112 provvedimenti applicano questo termine

Definizione

Indica la condizione di un bene che si trova in un luogo pubblico o accessibile a tutti e che non è sotto la custodia diretta del proprietario, il quale si affida al rispetto collettivo (es. una persiana esterna, un'auto parcheggiata).

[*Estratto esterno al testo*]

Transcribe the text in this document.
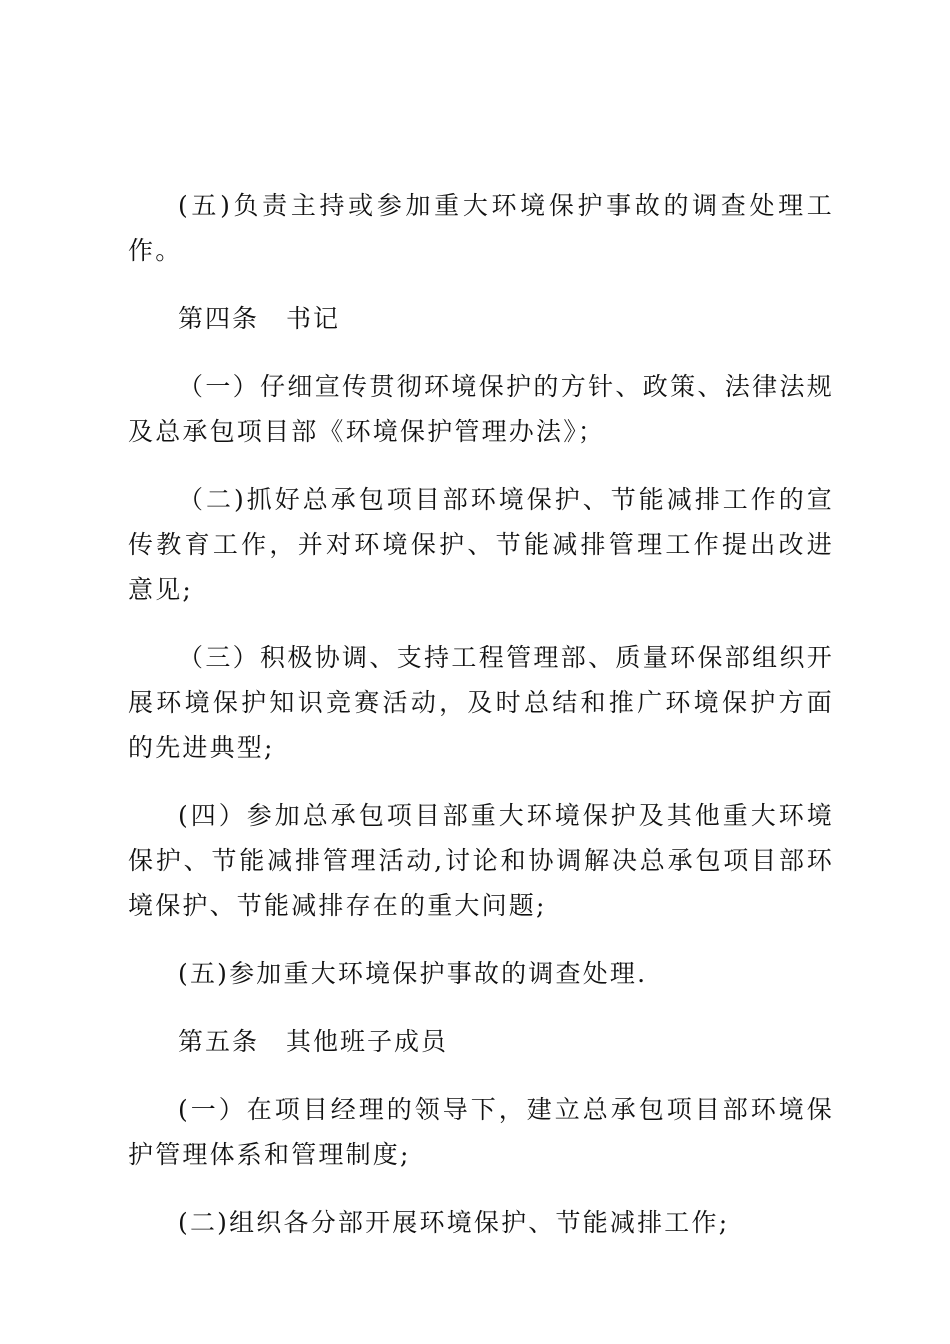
(五)负责主持或参加重大环境保护事故的调查处理工作。

第四条　书记

（一）仔细宣传贯彻环境保护的方针、政策、法律法规及总承包项目部《环境保护管理办法》；

（二)抓好总承包项目部环境保护、节能减排工作的宣传教育工作，并对环境保护、节能减排管理工作提出改进意见;

（三）积极协调、支持工程管理部、质量环保部组织开展环境保护知识竞赛活动，及时总结和推广环境保护方面的先进典型;

(四）参加总承包项目部重大环境保护及其他重大环境保护、节能减排管理活动,讨论和协调解决总承包项目部环境保护、节能减排存在的重大问题;

(五)参加重大环境保护事故的调查处理.

第五条　其他班子成员

(一）在项目经理的领导下，建立总承包项目部环境保护管理体系和管理制度;

(二)组织各分部开展环境保护、节能减排工作;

Norme più ricorrenti in questi provvedimenti

Provvedimenti

Furto aggravato di legname: la Cassazione conferma la condanna
Un Lavoratore è stato condannato per furto aggravato di legname. Aveva tagliato e asportato illegalmente legna da un'area boschiva soggetta a usi civici, dove non aveva autorizzazione. La difesa sosteneva che avesse solo raccolto legna già caduta e contestava le aggravanti di violenza sulle cose e di esposizione a pubblica fede. La Corte di Cassazione ha dichiarato il ricorso del Lavoratore inammissibile. Ha ribadito che l'aggravante di esposizione a pubblica fede si configura anche se l'esposizione del bene è naturale e non dipende dall'azione umana. Le prove, inclusi i filmati, hanno dimostrato chiaramente l'attività illecita. Il Lavoratore deve pagare le spese processuali e una sanzione.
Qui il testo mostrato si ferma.